To see the power of Parquet, we pick 24 TPC-DS-derived queries (out of 99 because some queries simply fail to run with flat CSV data files at 1TB scale factor. More on this below.) from the spark-perf-sql test kit for comparison. The queries represent all categories in TPC-DS: reporting, ad hoc, iterative and data mining. We also make sure to include both short (queries 12 and 91) and long-running queries (queries 24a and 25), and queries known to use 100% of CPU (query 97).
We use a 6-node on-prem Cisco UCS cluster similarly configured per Cisco Validated Designs. We tune the underlying hardware so there is no network or disk IO bottlenecks in any tests. The focus is to find differences in performance running these queries simply with text and Parquet storage formats in Spark 1.5.1 and in the just-released Spark 1.6.0. The total Spark working memory is 500GB. The TPC-DS scale factor is 1TB.
What is Apache Spark SQL?
Spark SQL is a Spark module for structured data processing. It provides a programming abstraction called DataFrames and can also act as a distributed SQL query engine. It enables unmodified Hadoop Hive queries to run up to 100x faster on existing deployments and data. It also provides powerful integration with the rest of the Spark ecosystem (e.g., integrating SQL query processing with machine learning).

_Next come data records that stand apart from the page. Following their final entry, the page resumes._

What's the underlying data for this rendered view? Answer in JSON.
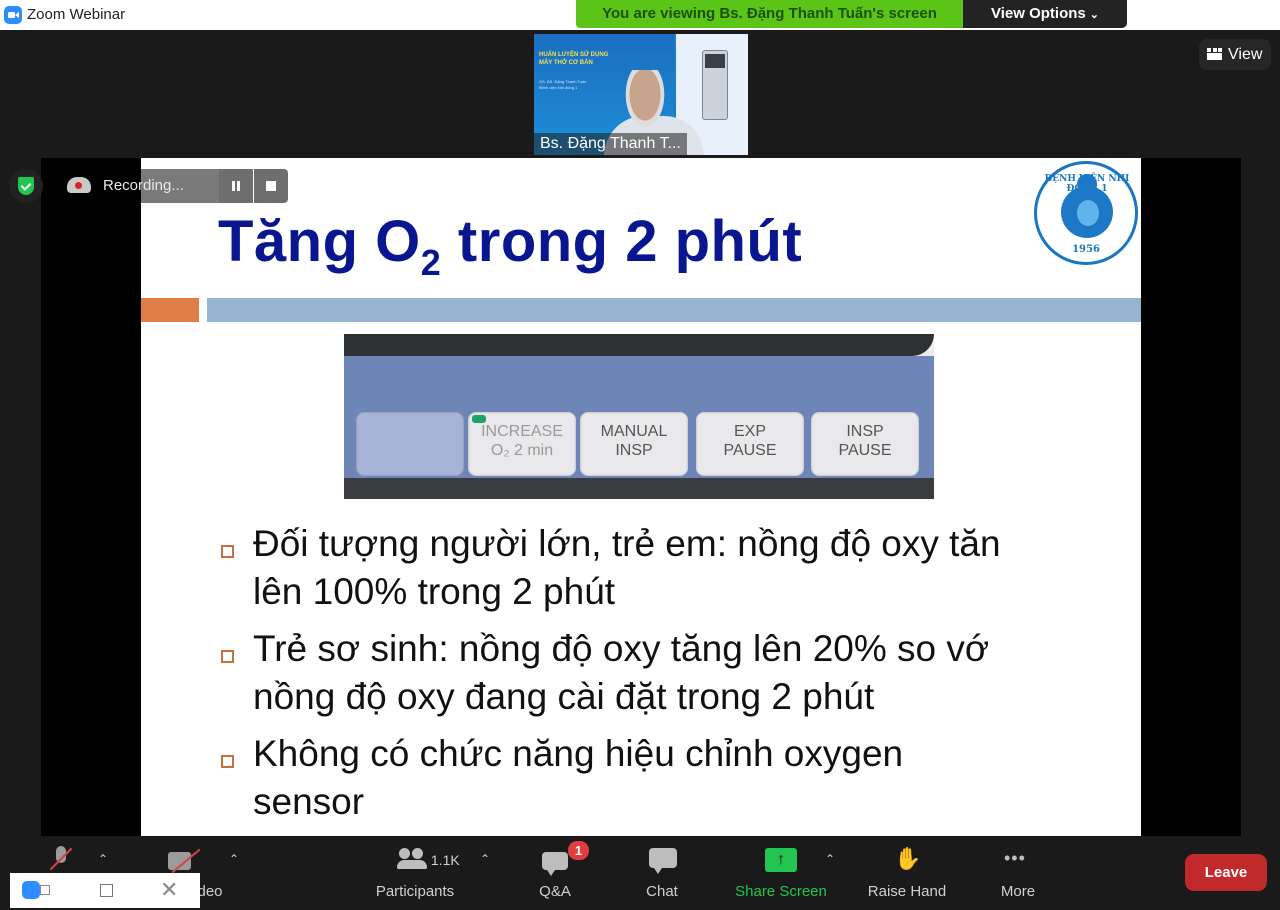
{
  "window": {
    "title": "Zoom Webinar"
  },
  "banner": {
    "viewing_text": "You are viewing Bs. Đặng Thanh Tuấn's screen",
    "view_options_label": "View Options",
    "accent_color": "#5ac517"
  },
  "video_tile": {
    "name": "Bs. Đặng Thanh T...",
    "slide_title_line1": "HUẤN LUYỆN SỬ DỤNG",
    "slide_title_line2": "MÁY THỞ CƠ BẢN",
    "slide_sub_line1": "GS. BS. Đặng Thanh Tuấn",
    "slide_sub_line2": "Bệnh viện Nhi đồng 1"
  },
  "view_button": {
    "label": "View"
  },
  "recording": {
    "label": "Recording..."
  },
  "slide": {
    "title_pre": "Tăng O",
    "title_sub": "2",
    "title_post": " trong 2 phút",
    "logo_text": "BỆNH VIỆN NHI ĐỒNG 1",
    "logo_year": "1956",
    "keys": [
      {
        "line1": "",
        "line2": ""
      },
      {
        "line1": "INCREASE",
        "line2": "O₂ 2 min"
      },
      {
        "line1": "MANUAL",
        "line2": "INSP"
      },
      {
        "line1": "EXP",
        "line2": "PAUSE"
      },
      {
        "line1": "INSP",
        "line2": "PAUSE"
      }
    ],
    "bullets": [
      {
        "line1": "Đối tượng người lớn, trẻ em: nồng độ oxy tăn",
        "line2": "lên 100% trong 2 phút"
      },
      {
        "line1": "Trẻ sơ sinh: nồng độ oxy tăng lên 20% so vớ",
        "line2": "nồng độ oxy đang cài đặt trong 2 phút"
      },
      {
        "line1": "Không có chức năng hiệu chỉnh oxygen",
        "line2": "sensor"
      }
    ]
  },
  "toolbar": {
    "video_label_partial": "deo",
    "participants_count": "1.1K",
    "participants_label": "Participants",
    "qa_label": "Q&A",
    "qa_badge": "1",
    "chat_label": "Chat",
    "share_label": "Share Screen",
    "raise_hand_label": "Raise Hand",
    "more_label": "More",
    "leave_label": "Leave",
    "share_color": "#23c552",
    "leave_color": "#c1292b"
  },
  "icons": {
    "caret": "⌃",
    "chevron": "⌄",
    "arrow_up": "↑",
    "hand": "✋",
    "more": "•••",
    "close": "✕"
  }
}
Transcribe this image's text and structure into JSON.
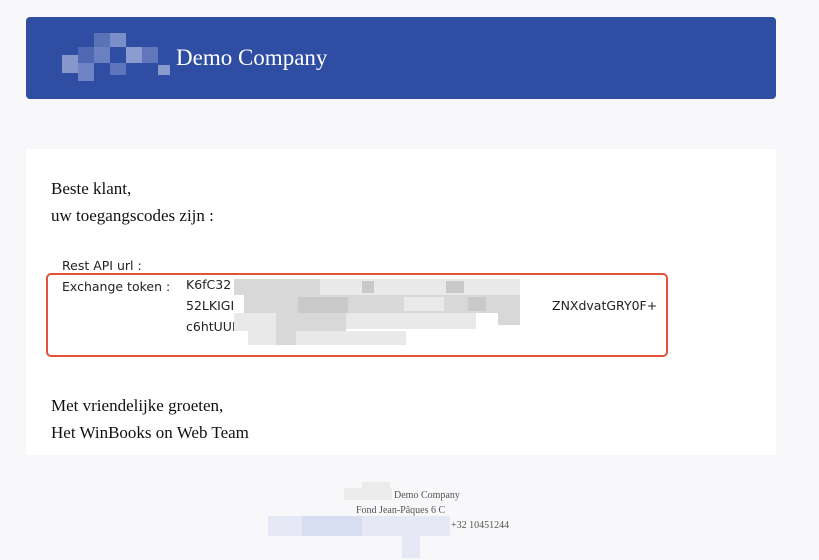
{
  "header": {
    "company_name": "Demo Company",
    "background_color": "#2f4da3",
    "logo": "pixelated-logo"
  },
  "message": {
    "greeting": "Beste klant,",
    "intro": "uw toegangscodes zijn :",
    "rest_api_label": "Rest API url :",
    "rest_api_value": "",
    "exchange_token_label": "Exchange token :",
    "token_line1_start": "K6fC32",
    "token_line2_start": "52LKIGI",
    "token_line2_end": "ZNXdvatGRY0F+",
    "token_line3_start": "c6htUUI",
    "highlight_color": "#e3533c",
    "closing_line1": "Met vriendelijke groeten,",
    "closing_line2": "Het WinBooks on Web Team"
  },
  "footer": {
    "company": "Demo Company",
    "address": "Fond Jean-Pâques 6 C",
    "phone": "+32 10451244"
  }
}
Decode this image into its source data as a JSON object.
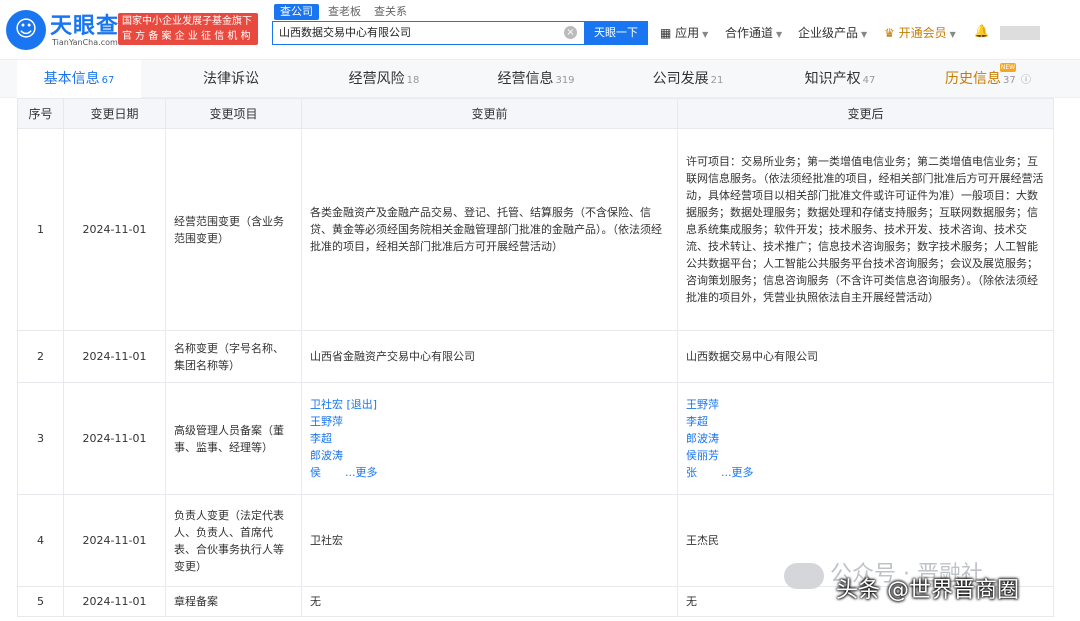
{
  "header": {
    "brand": "天眼查",
    "brand_sub": "TianYanCha.com",
    "badge_line1": "国家中小企业发展子基金旗下",
    "badge_line2": "官 方 备 案 企 业 征 信 机 构",
    "search_tabs": [
      "查公司",
      "查老板",
      "查关系"
    ],
    "search_value": "山西数据交易中心有限公司",
    "search_button": "天眼一下",
    "nav": [
      "应用",
      "合作通道",
      "企业级产品",
      "开通会员"
    ],
    "new_tag": "NEW"
  },
  "tabs": [
    {
      "label": "基本信息",
      "count": "67"
    },
    {
      "label": "法律诉讼",
      "count": ""
    },
    {
      "label": "经营风险",
      "count": "18"
    },
    {
      "label": "经营信息",
      "count": "319"
    },
    {
      "label": "公司发展",
      "count": "21"
    },
    {
      "label": "知识产权",
      "count": "47"
    },
    {
      "label": "历史信息",
      "count": "37"
    }
  ],
  "table": {
    "headers": [
      "序号",
      "变更日期",
      "变更项目",
      "变更前",
      "变更后"
    ],
    "rows": [
      {
        "no": "1",
        "date": "2024-11-01",
        "item": "经营范围变更（含业务范围变更）",
        "before": "各类金融资产及金融产品交易、登记、托管、结算服务（不含保险、信贷、黄金等必须经国务院相关金融管理部门批准的金融产品）。（依法须经批准的项目，经相关部门批准后方可开展经营活动）",
        "after": "许可项目：交易所业务；第一类增值电信业务；第二类增值电信业务；互联网信息服务。（依法须经批准的项目，经相关部门批准后方可开展经营活动，具体经营项目以相关部门批准文件或许可证件为准）一般项目：大数据服务；数据处理服务；数据处理和存储支持服务；互联网数据服务；信息系统集成服务；软件开发；技术服务、技术开发、技术咨询、技术交流、技术转让、技术推广；信息技术咨询服务；数字技术服务；人工智能公共数据平台；人工智能公共服务平台技术咨询服务；会议及展览服务；咨询策划服务；信息咨询服务（不含许可类信息咨询服务）。（除依法须经批准的项目外，凭营业执照依法自主开展经营活动）"
      },
      {
        "no": "2",
        "date": "2024-11-01",
        "item": "名称变更（字号名称、集团名称等）",
        "before": "山西省金融资产交易中心有限公司",
        "after": "山西数据交易中心有限公司"
      },
      {
        "no": "3",
        "date": "2024-11-01",
        "item": "高级管理人员备案（董事、监事、经理等）",
        "before_people": [
          "卫社宏 [退出]",
          "王野萍",
          "李超",
          "郎波涛",
          "侯"
        ],
        "after_people": [
          "王野萍",
          "李超",
          "郎波涛",
          "侯丽芳",
          "张"
        ],
        "more": "...更多"
      },
      {
        "no": "4",
        "date": "2024-11-01",
        "item": "负责人变更（法定代表人、负责人、首席代表、合伙事务执行人等变更）",
        "before": "卫社宏",
        "after": "王杰民"
      },
      {
        "no": "5",
        "date": "2024-11-01",
        "item": "章程备案",
        "before": "无",
        "after": "无"
      }
    ]
  },
  "overlay": {
    "watermark": "公众号 · 晋融社",
    "headline": "头条 @世界晋商圈"
  }
}
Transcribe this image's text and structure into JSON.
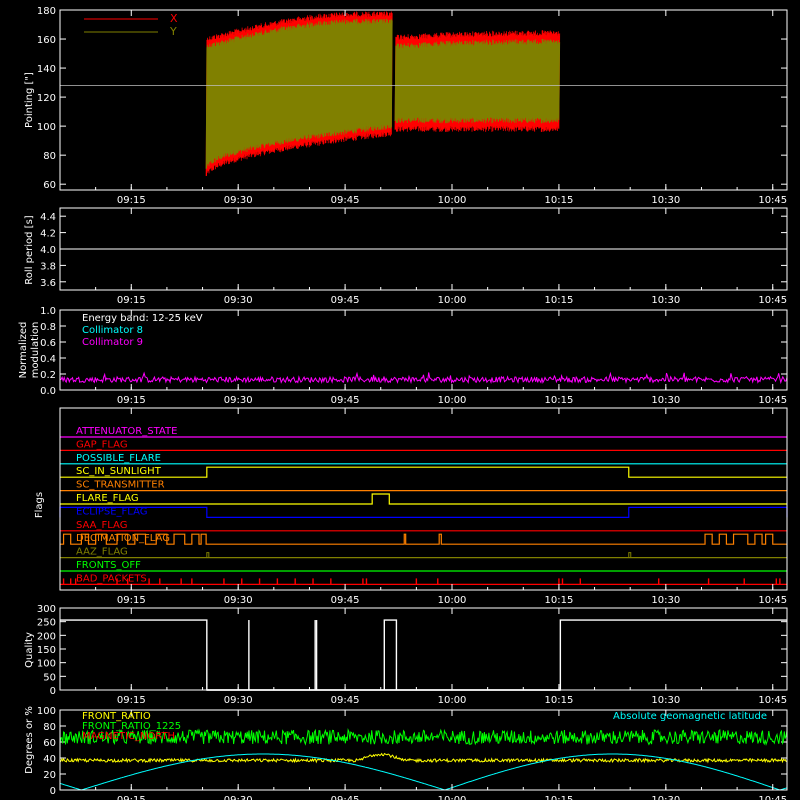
{
  "time_ticks": [
    "09:15",
    "09:30",
    "09:45",
    "10:00",
    "10:15",
    "10:30",
    "10:45"
  ],
  "time_tick_minutes": [
    555,
    570,
    585,
    600,
    615,
    630,
    645
  ],
  "time_range_minutes": [
    545,
    647
  ],
  "chart_data": [
    {
      "type": "line",
      "panel": "pointing",
      "ylabel": "Pointing [\"]",
      "ylim": [
        56,
        180
      ],
      "yticks": [
        60,
        80,
        100,
        120,
        140,
        160,
        180
      ],
      "reference_line": 128,
      "legend": [
        "X",
        "Y"
      ],
      "colors": {
        "X": "#ff0000",
        "Y": "#808000",
        "ref": "#c0c0c0"
      },
      "segments": [
        {
          "start": 565.5,
          "end": 591.5,
          "y_lower": [
            70,
            100
          ],
          "y_upper": [
            155,
            172
          ],
          "x_extra": 5
        },
        {
          "start": 592.0,
          "end": 615.0,
          "y_lower": [
            104,
            104
          ],
          "y_upper": [
            155,
            158
          ],
          "x_extra": 6
        }
      ],
      "roll_period_s": 4.0
    },
    {
      "type": "line",
      "panel": "roll",
      "ylabel": "Roll period [s]",
      "ylim": [
        3.5,
        4.5
      ],
      "yticks": [
        3.6,
        3.8,
        4.0,
        4.2,
        4.4
      ],
      "value": 4.0,
      "color": "#ffffff"
    },
    {
      "type": "line",
      "panel": "modulation",
      "ylabel": "Normalized modulation",
      "ylim": [
        0,
        1.0
      ],
      "yticks": [
        0.0,
        0.2,
        0.4,
        0.6,
        0.8,
        1.0
      ],
      "legend": [
        {
          "label": "Energy band: 12-25 keV",
          "color": "#ffffff"
        },
        {
          "label": "Collimator 8",
          "color": "#00ffff"
        },
        {
          "label": "Collimator 9",
          "color": "#ff00ff"
        }
      ],
      "mean": 0.13
    },
    {
      "type": "line",
      "panel": "flags",
      "ylabel": "Flags",
      "flags": [
        {
          "label": "ATTENUATOR_STATE",
          "color": "#ff00ff"
        },
        {
          "label": "GAP_FLAG",
          "color": "#ff0000"
        },
        {
          "label": "POSSIBLE_FLARE",
          "color": "#00ffff"
        },
        {
          "label": "SC_IN_SUNLIGHT",
          "color": "#ffff00",
          "high": [
            [
              565.6,
              624.8
            ]
          ]
        },
        {
          "label": "SC_TRANSMITTER",
          "color": "#ff8000"
        },
        {
          "label": "FLARE_FLAG",
          "color": "#ffff00",
          "high": [
            [
              588.8,
              591.2
            ]
          ]
        },
        {
          "label": "ECLIPSE_FLAG",
          "color": "#0000ff",
          "high": [
            [
              545,
              565.6
            ],
            [
              624.8,
              647
            ]
          ]
        },
        {
          "label": "SAA_FLAG",
          "color": "#ff0000"
        },
        {
          "label": "DECIMATION_FLAG",
          "color": "#ff8000"
        },
        {
          "label": "AAZ_FLAG",
          "color": "#808000"
        },
        {
          "label": "FRONTS_OFF",
          "color": "#00ff00"
        },
        {
          "label": "BAD_PACKETS",
          "color": "#ff0000"
        }
      ],
      "decimation_pulses": [
        [
          545.5,
          546.5
        ],
        [
          548,
          549
        ],
        [
          550,
          551.5
        ],
        [
          553,
          554.5
        ],
        [
          555.5,
          557
        ],
        [
          558.5,
          560
        ],
        [
          561,
          562.5
        ],
        [
          563.5,
          564.5
        ],
        [
          564.8,
          565.5
        ],
        [
          593.3,
          593.5
        ],
        [
          598.2,
          598.5
        ],
        [
          635.5,
          636.5
        ],
        [
          637.5,
          638.5
        ],
        [
          639.5,
          641.5
        ],
        [
          642.5,
          643.5
        ],
        [
          644,
          645
        ]
      ],
      "aaz_pulses": [
        565.6,
        624.8
      ],
      "bad_packet_times": [
        545.5,
        546.5,
        547.2,
        553,
        554.5,
        557.5,
        559,
        562,
        563.5,
        568,
        570.5,
        573,
        575.5,
        578,
        580.5,
        583,
        587.5,
        588,
        595,
        598,
        615,
        615.5,
        618,
        629,
        636,
        641,
        645.5,
        646
      ]
    },
    {
      "type": "line",
      "panel": "quality",
      "ylabel": "Quality",
      "ylim": [
        0,
        300
      ],
      "yticks": [
        0,
        50,
        100,
        150,
        200,
        250,
        300
      ],
      "high_value": 256,
      "high_intervals": [
        [
          545,
          565.6
        ],
        [
          615.2,
          647
        ]
      ],
      "spikes": [
        571.5,
        580.8,
        581.0
      ],
      "blocks": [
        [
          590.5,
          592.2
        ]
      ]
    },
    {
      "type": "line",
      "panel": "geomagnetic",
      "ylabel": "Degrees or %",
      "ylim": [
        0,
        100
      ],
      "yticks": [
        0,
        20,
        40,
        60,
        80,
        100
      ],
      "legend": [
        {
          "label": "FRONT_RATIO",
          "color": "#ffff00"
        },
        {
          "label": "FRONT_RATIO_1225",
          "color": "#00ff00"
        },
        {
          "label": "MAGNETIC_NORTH",
          "color": "#ff0000"
        }
      ],
      "right_legend": {
        "label": "Absolute geomagnetic latitude",
        "color": "#00ffff"
      },
      "latitude_peak": 45,
      "latitude_zero_minutes": [
        548,
        599,
        646
      ],
      "front_ratio_mean": 37,
      "front_ratio_1225_mean": 66
    }
  ]
}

Spark SQL brings native support for SQL to Spark and streamlines the process of querying data stored both in RDDs (Spark’s distributed datasets) and in external sources. Spark SQL conveniently blurs the lines between RDDs and relational tables. Unifying these powerful abstractions makes it easy for developers to intermix SQL commands querying external data with complex analytics, all within in a single application. Concretely, Spark SQL will allow developers to:
- Import relational data from Parquet files and Hive tables
- Run SQL queries over imported data and existing RDDs
- Easily write RDDs out to Hive tables or Parquet files
Spark SQL also includes a cost-based optimizer, columnar storage, and code generation to make queries fast. At the same time, it scales to thousands of nodes and multi-hour queries using the Spark engine, which provides full mid-query fault tolerance, without having to worry about using a different engine for historical data.Â
- Spark SQL is much faster with Parquet!
The chart below compares the sum of all execution times of the 24 queries running in Spark 1.5.1. Queries taking about 12 hours to complete using flat CVS files vs. taking less than 1 hour to complete using Parquet, a 11X performance improvement.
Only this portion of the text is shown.